Yes, boys will be boys, and there's a place for that. A family oriented theme park isn't the place for "boys to be boys". That should be obvious?
 

LastoneOn

Well-Known Member
Yes, boys will be boys, and there's a place for that. A family oriented theme park isn't the place for "boys to be boys". That should be obvious?
And yeah so? Never said I condoned the behavior, never said I agreed with it, I told a story replying to the post from The Mom about kids cussing when adults aren't around. Here we go again: someone posts a story and someone else takes it as approval. You twist it all around.

What the heck is the matter with you people???
 

TotallyBiased

Well-Known Member
What the heck is the matter with you people???


Pfft... where do I begin...

In third grade, I cheated on my history exam.

In fourth grade, I stole my uncle Max's toupee and I glued it on my face when I was Moses in my Hebrew School play.

In fifth grade, I knocked my sister Edie down the stairs and I blamed it on the dog...

When my mom sent me to the summer camp for fat kids and then they served lunch I got nuts and I pigged out and they kicked me out.

But the worst thing I ever done -- I mixed a pot of fake puke at home and then I went to this movie theater, hid the puke in my jacket, climbed up to the balcony and then, t-t-then, I made a noise like this: hua-hua-hua-huaaaaaaa -- and then I dumped it over the side, all over the people in the audience. And then, this was horrible, all the people started getting sick and throwing up all over each other. I never felt so bad in my entire life.
 

LastoneOn

Well-Known Member
Pfft... where do I begin...

In third grade, I cheated on my history exam.

In fourth grade, I stole my uncle Max's toupee and I glued it on my face when I was Moses in my Hebrew School play.

In fifth grade, I knocked my sister Edie down the stairs and I blamed it on the dog...

When my mom sent me to the summer camp for fat kids and then they served lunch I got nuts and I pigged out and they kicked me out.

But the worst thing I ever done -- I mixed a pot of fake puke at home and then I went to this movie theater, hid the puke in my jacket, climbed up to the balcony and then, t-t-then, I made a noise like this: hua-hua-hua-huaaaaaaa -- and then I dumped it over the side, all over the people in the audience.

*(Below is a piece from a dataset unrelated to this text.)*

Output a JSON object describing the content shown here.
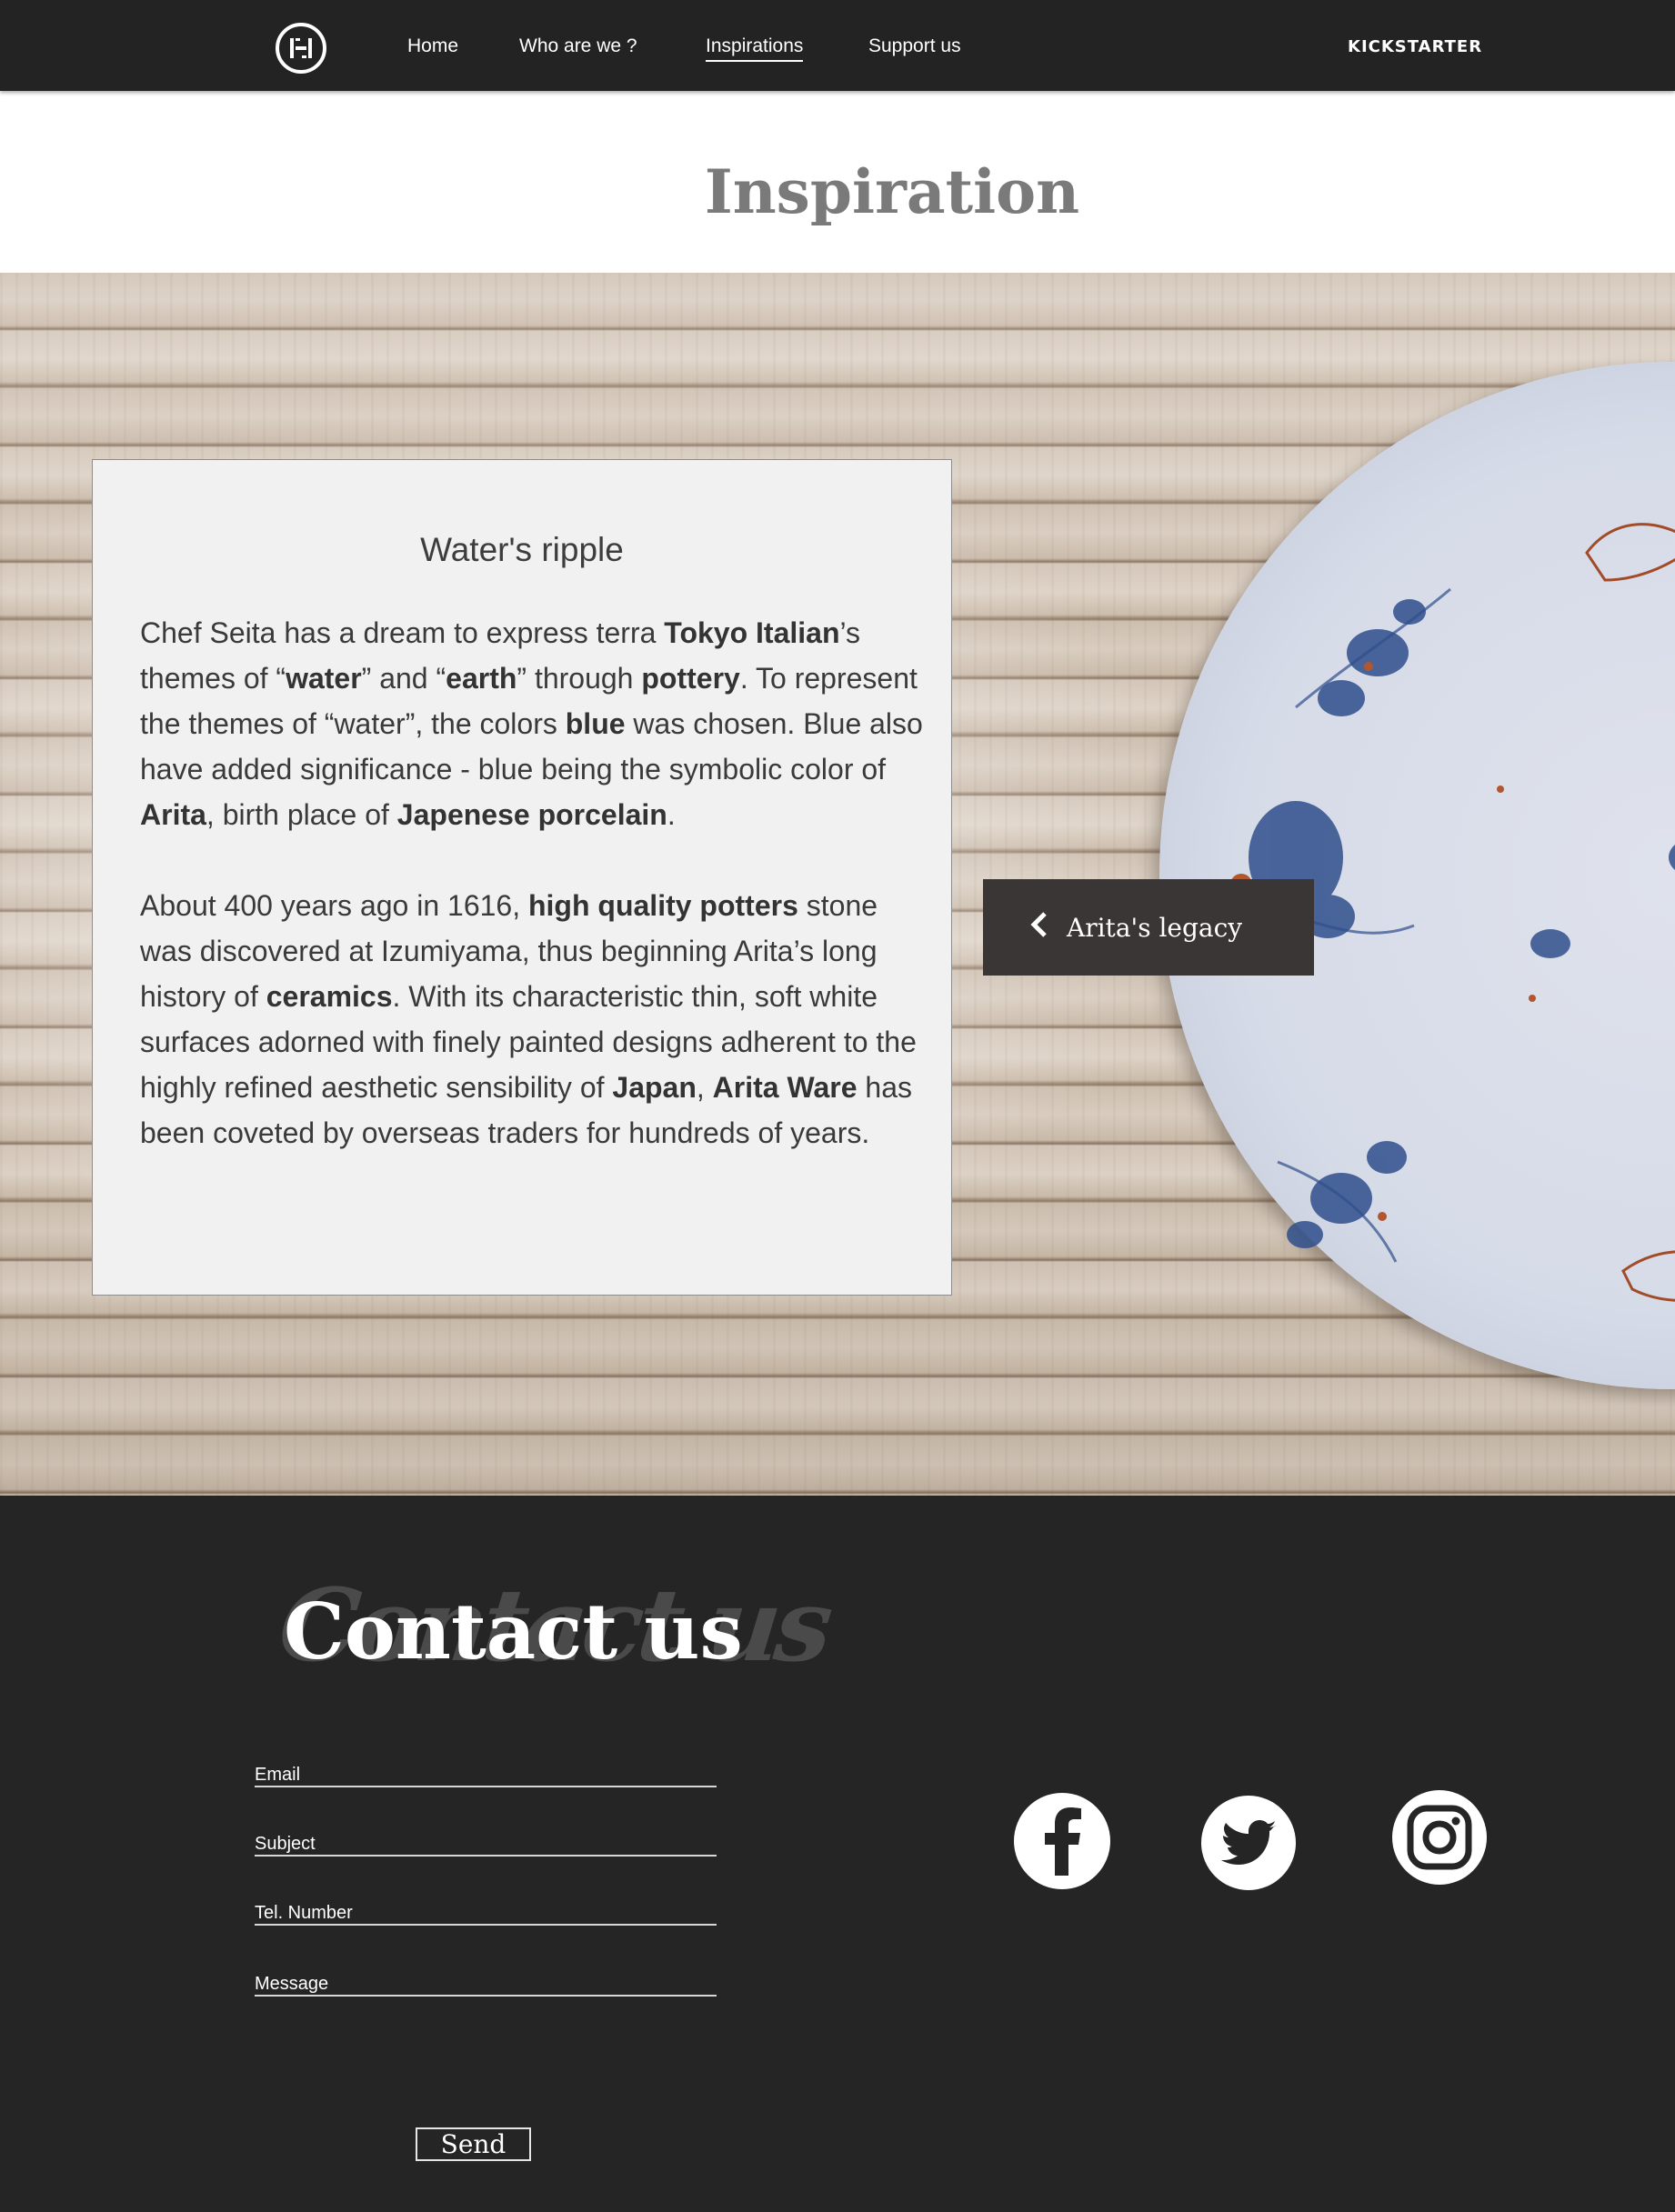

And then, this was horrible, all the people started getting sick and throwing up all over each other. I never felt so bad in my entire life.
you goonie! The theater had that on couple of months ago when they reopened. We went, of course. First movie I've seen in a theater in two years.
 

larryz

I'm Just A Tourist!
Premium Member
But the worst thing I ever done -- I mixed a pot of fake puke at home and then I went to this movie theater, hid the puke in my jacket, climbed up to the balcony and then, t-t-then, I made a noise like this: hua-hua-hua-huaaaaaaa -- and then I dumped it over the side, all over the people in the audience. And then, this was horrible, all the people started getting sick and throwing up all over each other. I never felt so bad in my entire life.
I can beat your puke story -- back when I was just slightly pre-teen I was in a downtown theater with a meatball po-boy for lunch... front row of the balcony, enjoying my sandwich and the movie, when all of a sudden I feel my sandwich get a little light and hear this angry exclamation from someone in the seats just under the edge...

Yep -- I had accidentally meatballed some poor unsuspecting patron of the movie arts.